EDITORIAL
Autor: R. Tiedemann · Ausgabe 2/2018
Carmen soll nicht sterben. So hat es jüngst der Intendant der Oper in Florenz entschieden – und damit einen veritablen Theaterskandal in der italienischen Metropole entfacht. Eine politische Aussage wolle man treffen mit der radikalen Änderung des Bizet-Finales als bewusste Inbezugsetzung zum Heute. Die neue Florentiner Carmen, die sich im dramatischen Showdown erfolgreich wehrt und Don José erschießt, bevor dieser zustechen kann, zielt auf eine tragische Wahrheit: die in Italien dramatisch hohe Mordrate an Frauen.
Ein erschütternder Bezug, der als interpretatorischer Hintergedanke fraglos moralisch unanfechtbar ist, und der durch den bewusst einkalkulierten Premierenskandal die verdiente, große Aufmerksamkeit erhielt. Aber rechtfertigt dies den Eingriff in das Werk?

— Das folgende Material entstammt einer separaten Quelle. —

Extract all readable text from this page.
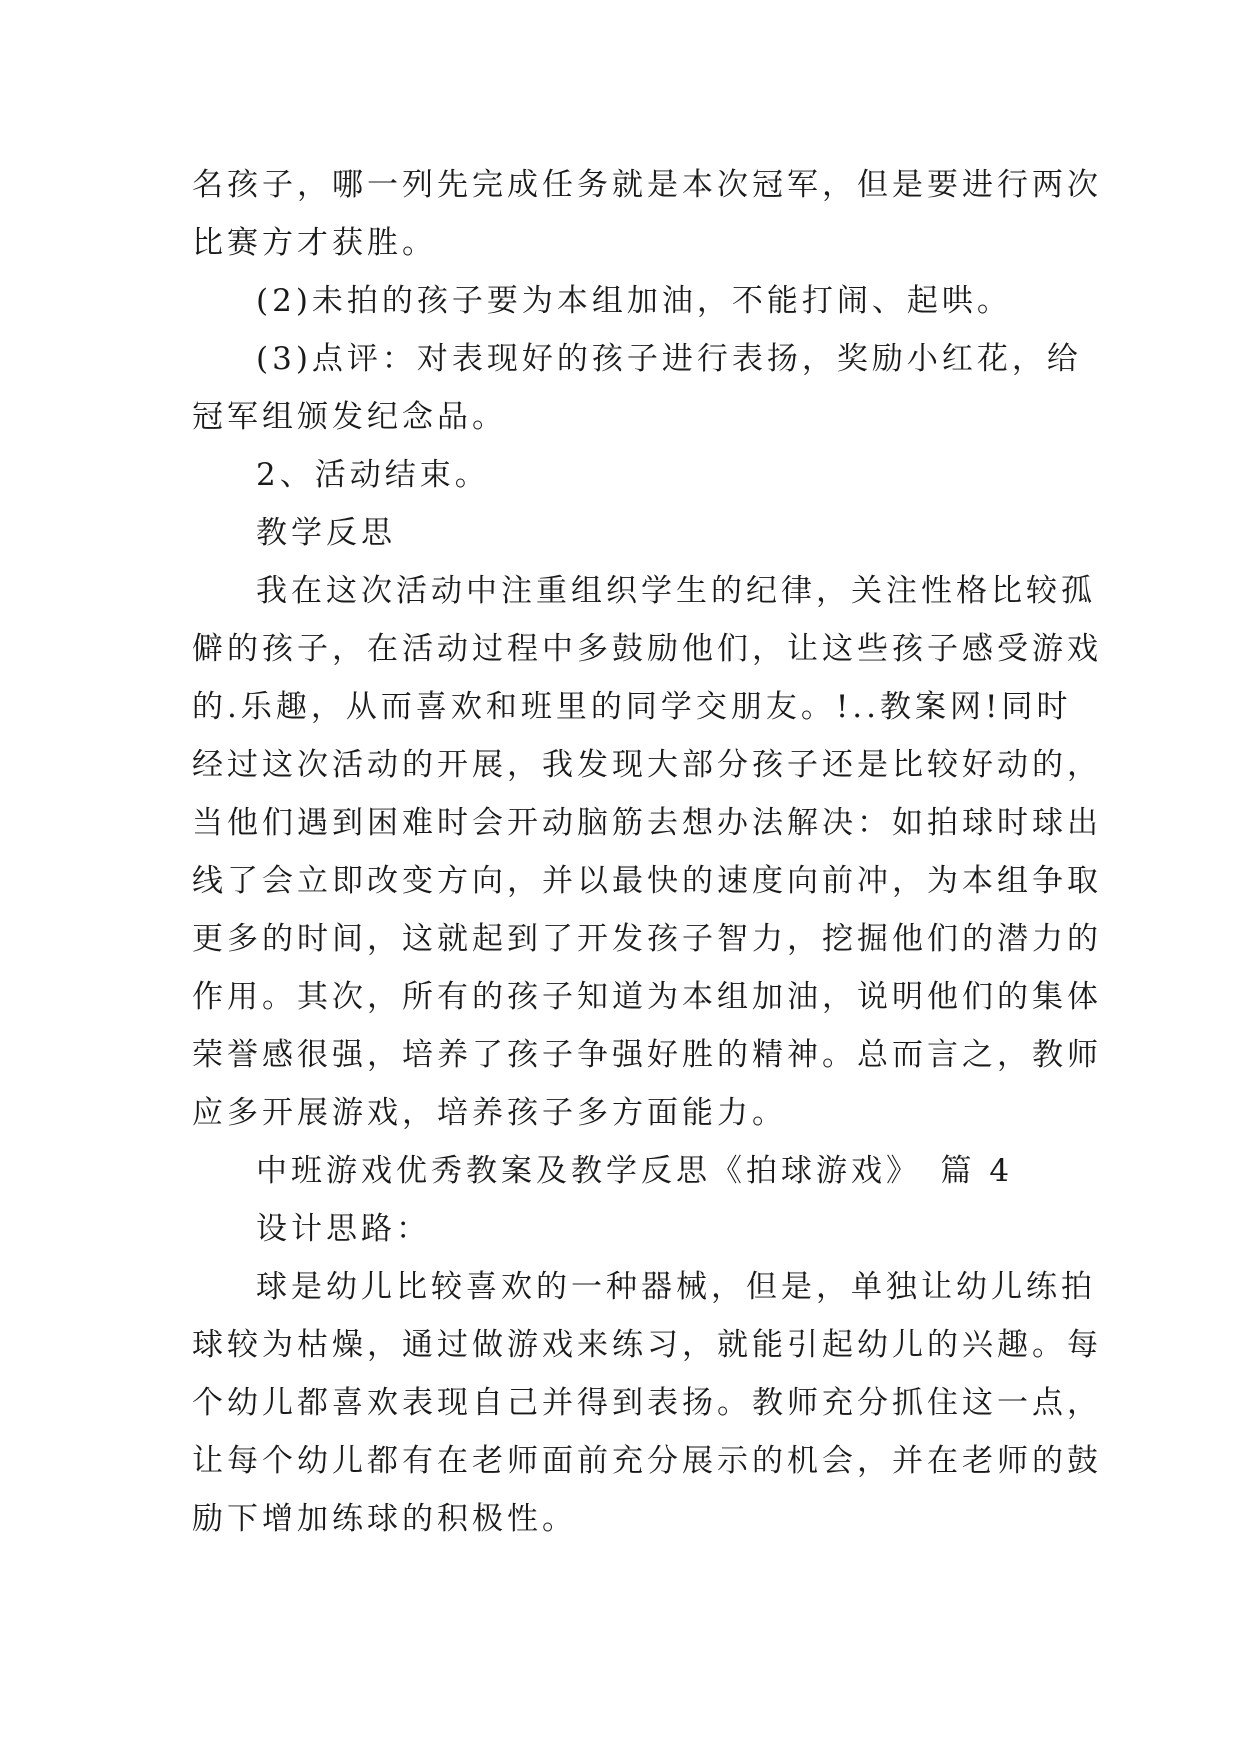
名孩子，哪一列先完成任务就是本次冠军，但是要进行两次
比赛方才获胜。
(2)未拍的孩子要为本组加油，不能打闹、起哄。
(3)点评：对表现好的孩子进行表扬，奖励小红花，给
冠军组颁发纪念品。
2、活动结束。
教学反思
我在这次活动中注重组织学生的纪律，关注性格比较孤
僻的孩子，在活动过程中多鼓励他们，让这些孩子感受游戏
的.乐趣，从而喜欢和班里的同学交朋友。!..教案网!同时
经过这次活动的开展，我发现大部分孩子还是比较好动的，
当他们遇到困难时会开动脑筋去想办法解决：如拍球时球出
线了会立即改变方向，并以最快的速度向前冲，为本组争取
更多的时间，这就起到了开发孩子智力，挖掘他们的潜力的
作用。其次，所有的孩子知道为本组加油，说明他们的集体
荣誉感很强，培养了孩子争强好胜的精神。总而言之，教师
应多开展游戏，培养孩子多方面能力。
中班游戏优秀教案及教学反思《拍球游戏》　篇 4
设计思路：
球是幼儿比较喜欢的一种器械，但是，单独让幼儿练拍
球较为枯燥，通过做游戏来练习，就能引起幼儿的兴趣。每
个幼儿都喜欢表现自己并得到表扬。教师充分抓住这一点，
让每个幼儿都有在老师面前充分展示的机会，并在老师的鼓
励下增加练球的积极性。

Weiter →Künstlerische Freiheit ist gut und richtig, auch die Konfrontation mit unbequemen Wahrheiten zuweilen notwendig, wenn das Theater nicht allein als musealer Genusstempel, sondern auch als moralische, sinnstiftende, gesellschaftsrelevante Instanz wahrgenommen werden will. Aber wie weit darf im Namen der Kunst die Modifikation eines Werkes gehen: vorzugsweise original, alles nur nicht gegen die Musik, gern mal aufregend anders, gar radikal neu? Gewiss haben auch Sie, liebe Leser, über derartige Fragen schon oft genug diskutiert und engagiert gestritten. Wirklich problematisch wird es bei Veränderungen der kompositorischen Struktur; hier haben wir insbesondere auf den deutschen Bühnen schon (zu) viel erleben müssen – bis hin zu kompletten Umbauten der Szenenfolge, externen Zutaten, Auslassungen, Sprechtextbeigaben und so weiter. Dieser Weg, der sich doch eigentlich längst als Irrweg herausgestellt hat, scheint noch immer nicht ausgeschritten.
Das Mutterland der Oper hatte sich derartiger Auswüchse bisher recht -erfolgreich erwehren können. Die Kehrseite der Medaille: Die von etlichen italienischen Theaterleitern geradezu ängstlich betriebene Reduzierung des szenisch Akzeptierten auf Historisch-Museales hat vielerorts immer weiter in die Tiefebene künstlerischer Bedeutungslosigkeit geführt. Die Furcht vor dem einen Extrem als Flucht in das andere. Seit einiger Zeit jedoch senden Kulturschaffende auch aus den unterschiedlichsten Regionen Italiens wieder positive Signale. Nach Jahren des brachialen finanziellen Kahlschlags sind viele Theater und Festivals südlich der Alpen inzwischen zumindest so weit abgesichert, dass sie auf Basis einer soliden Planungssicherheit wieder optimistisch in die Zukunft schauen und an den kreativen Profilen ihrer Kompanien feilen können. Giampaolo Bisanti, Titelkünstler dieser Ausgabe und zunehmend gefragter Gastdirigent an internationalen Opernhäusern, hätte sich sonst gewiss nicht mit einem Festvertrag an ein Theater seines Heimatlandes binden lassen.
Noch etwas weiter südlich im Mittelmeer, nur gut eine Flugstunde vom süditalienischen Bari und seinem prachtvollen Teatro Petruzzelli entfernt, liegt die Heimat von Jospeh Calleja. Der maltesische Startenor hat uns, passgenau zum Auftakt der Feierlichkeiten in Valletta, der Kulturhauptstadt Europas 2018, wo er vor inzwischen gut 20 Jahren sein Operndebüt gegeben hatte, aufregende Rollenpläne verraten. Das werden gewiss ähnlich spannende Debüts, wie sie aktuell auch andere Stars im Angebot hatten, seien es Sonya Yoncheva und Vittorio Grigolo als Tosca und Cavaradossi an der Met, Marlis Petersen als Maria Stuarda in Wien, Saimir Pirgu als Pinkerton in Zürich oder Juliane Banse als Marschallin im kleinen, feinen Fürstbischöflichen Opernhaus in Passau. Wir waren bei all diesen und allen weiteren interessanten Premieren für Sie live vor Ort dabei. Eine anregende Lektüre wünsche ich Ihnen.